The Romanovs are the subject of Lindsey Hughes’ book of the same title (London, 2008), and Philip Longworth has a biography of Aleksei Mikhailovich, Alexis, Tsar of all the Russias (London, 1984). The impressions of Aleksei’s doctor, Samuel Collins, were published as The Present State of Russia: A Letter to a Friend at London, by an Eminent Person residing at the Czar’s Court (London, 1671). Aleksei’s law code can be consulted in Richard Hellie, ed. and trans., The Muscovite Law Code (Ulozhenie) of 1649 (Irvine, Calif., 1988), and serfdom’s effects on the peasants, then and later, are discussed in David Moon, The Russian Peasantry, 1600–1930 (London and New York, 1999) as well as Jerome Blum’s older, magnificent, Lord and Peasant in Russia from the Ninth to the Nineteenth Centuries (Princeton, NJ, 1961).
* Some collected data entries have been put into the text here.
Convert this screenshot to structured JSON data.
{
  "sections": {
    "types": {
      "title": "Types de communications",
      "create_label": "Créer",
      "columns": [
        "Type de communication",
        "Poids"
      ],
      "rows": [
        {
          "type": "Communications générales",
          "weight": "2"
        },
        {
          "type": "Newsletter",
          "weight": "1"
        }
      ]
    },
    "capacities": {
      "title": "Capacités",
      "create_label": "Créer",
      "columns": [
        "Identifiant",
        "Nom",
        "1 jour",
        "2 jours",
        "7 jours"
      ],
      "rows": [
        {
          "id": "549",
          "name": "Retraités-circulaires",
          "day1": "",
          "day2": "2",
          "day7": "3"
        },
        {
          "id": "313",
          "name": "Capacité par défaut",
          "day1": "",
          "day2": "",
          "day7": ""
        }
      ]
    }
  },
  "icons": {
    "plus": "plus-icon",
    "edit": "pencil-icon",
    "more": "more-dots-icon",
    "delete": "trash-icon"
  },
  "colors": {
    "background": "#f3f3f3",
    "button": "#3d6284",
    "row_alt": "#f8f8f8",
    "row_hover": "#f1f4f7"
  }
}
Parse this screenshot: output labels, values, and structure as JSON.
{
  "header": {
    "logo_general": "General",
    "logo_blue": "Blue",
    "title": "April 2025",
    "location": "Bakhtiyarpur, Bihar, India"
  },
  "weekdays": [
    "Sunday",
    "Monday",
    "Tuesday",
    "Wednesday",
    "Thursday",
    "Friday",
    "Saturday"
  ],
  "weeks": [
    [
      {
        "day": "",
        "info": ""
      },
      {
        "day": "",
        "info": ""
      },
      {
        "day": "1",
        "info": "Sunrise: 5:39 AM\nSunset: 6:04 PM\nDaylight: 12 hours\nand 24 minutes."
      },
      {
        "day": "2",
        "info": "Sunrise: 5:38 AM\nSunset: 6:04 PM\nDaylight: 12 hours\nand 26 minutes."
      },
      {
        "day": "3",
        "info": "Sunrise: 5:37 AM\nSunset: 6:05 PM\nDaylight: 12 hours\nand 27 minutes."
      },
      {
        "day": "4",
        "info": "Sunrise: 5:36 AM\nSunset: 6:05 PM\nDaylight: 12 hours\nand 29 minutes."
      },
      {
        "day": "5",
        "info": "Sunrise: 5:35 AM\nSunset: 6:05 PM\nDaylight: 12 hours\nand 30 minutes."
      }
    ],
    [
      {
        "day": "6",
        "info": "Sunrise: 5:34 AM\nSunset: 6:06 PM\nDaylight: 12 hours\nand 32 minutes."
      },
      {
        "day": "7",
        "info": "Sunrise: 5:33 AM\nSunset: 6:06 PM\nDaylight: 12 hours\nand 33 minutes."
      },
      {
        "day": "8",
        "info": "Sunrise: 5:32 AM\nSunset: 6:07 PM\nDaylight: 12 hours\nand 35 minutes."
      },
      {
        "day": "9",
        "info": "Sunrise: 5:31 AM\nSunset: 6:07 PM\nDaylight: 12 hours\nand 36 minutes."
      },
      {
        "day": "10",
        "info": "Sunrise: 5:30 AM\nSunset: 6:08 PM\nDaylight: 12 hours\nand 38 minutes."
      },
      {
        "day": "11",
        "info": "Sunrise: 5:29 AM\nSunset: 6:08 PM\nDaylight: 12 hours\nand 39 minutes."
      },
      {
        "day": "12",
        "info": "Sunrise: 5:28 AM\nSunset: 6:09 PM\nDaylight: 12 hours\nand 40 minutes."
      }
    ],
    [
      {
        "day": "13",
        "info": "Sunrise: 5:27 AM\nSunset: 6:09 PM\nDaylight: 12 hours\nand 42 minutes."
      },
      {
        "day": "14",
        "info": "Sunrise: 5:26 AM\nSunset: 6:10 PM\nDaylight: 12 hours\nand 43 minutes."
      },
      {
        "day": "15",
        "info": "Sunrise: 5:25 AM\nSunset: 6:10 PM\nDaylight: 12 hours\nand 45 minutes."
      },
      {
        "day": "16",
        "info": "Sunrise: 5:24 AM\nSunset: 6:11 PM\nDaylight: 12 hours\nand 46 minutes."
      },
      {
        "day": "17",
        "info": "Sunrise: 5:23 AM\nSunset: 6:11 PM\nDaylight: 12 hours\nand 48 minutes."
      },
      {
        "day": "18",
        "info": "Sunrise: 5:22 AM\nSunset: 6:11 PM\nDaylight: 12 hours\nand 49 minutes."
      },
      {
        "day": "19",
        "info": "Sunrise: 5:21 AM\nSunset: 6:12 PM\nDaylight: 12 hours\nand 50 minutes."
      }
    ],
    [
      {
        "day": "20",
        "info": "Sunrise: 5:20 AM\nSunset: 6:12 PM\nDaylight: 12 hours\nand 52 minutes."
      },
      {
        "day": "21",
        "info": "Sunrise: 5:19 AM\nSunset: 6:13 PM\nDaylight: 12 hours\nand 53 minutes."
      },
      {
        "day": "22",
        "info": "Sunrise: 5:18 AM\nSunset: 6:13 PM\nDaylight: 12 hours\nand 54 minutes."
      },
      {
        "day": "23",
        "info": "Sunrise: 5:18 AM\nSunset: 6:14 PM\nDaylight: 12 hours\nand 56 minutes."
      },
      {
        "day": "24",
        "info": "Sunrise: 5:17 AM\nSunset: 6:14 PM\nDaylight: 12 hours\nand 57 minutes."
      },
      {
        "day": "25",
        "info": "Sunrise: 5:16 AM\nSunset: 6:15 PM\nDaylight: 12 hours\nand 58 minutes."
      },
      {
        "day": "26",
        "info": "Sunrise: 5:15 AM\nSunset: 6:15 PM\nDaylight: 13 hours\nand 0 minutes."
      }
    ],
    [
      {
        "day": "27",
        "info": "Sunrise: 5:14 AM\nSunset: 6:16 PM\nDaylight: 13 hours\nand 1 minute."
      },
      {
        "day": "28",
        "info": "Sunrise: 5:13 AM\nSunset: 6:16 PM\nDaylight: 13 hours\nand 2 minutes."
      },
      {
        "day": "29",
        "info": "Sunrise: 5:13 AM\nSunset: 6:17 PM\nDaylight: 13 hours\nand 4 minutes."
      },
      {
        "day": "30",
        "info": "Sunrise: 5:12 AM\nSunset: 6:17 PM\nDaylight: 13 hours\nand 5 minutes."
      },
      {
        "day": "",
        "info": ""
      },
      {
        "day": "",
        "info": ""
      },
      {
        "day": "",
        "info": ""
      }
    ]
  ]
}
At the time of writing, one of the most illuminating eye-witness accounts of the Muscovite court, written at the Swedish court by the defector Grigory Kotoshikhin, was being translated into English in its entirety for the first time; the publication will add considerably to the general appreciation of this arcane world among English-speaking readers.
EIGHTEENTH CENTURY
Lindsey Hughes’ biography of Sofiya, Sophia, Regent of Russia (London and New Haven, Conn., 1990) remains the best available in English, and her biographies of Peter (Peter the Great: A Biography (New Haven, Conn. and London, 2004)) and the more comprehensive Russia in the Age of Peter the Great (New Haven, Conn. and London, 1998) are models of scholarship and clear writing. For even more, see Robert K. Massie’s award-winner, Peter the Great (London, 1980 and reissued several times). Catherine has also attracted many biographers, the most recent of whom include Isabel de Madariaga (Russia in the Age of Catherine the Great (London, 1981)) and Simon Dixon (Catherine the Great (London, 2009)). The rulers after Peter’s death are the subjects of E. V. Anisimov, Five Empresses: Court Life in Eighteenth-century Russia, trans. Kathleen Carroll (Westport, Va., 2004).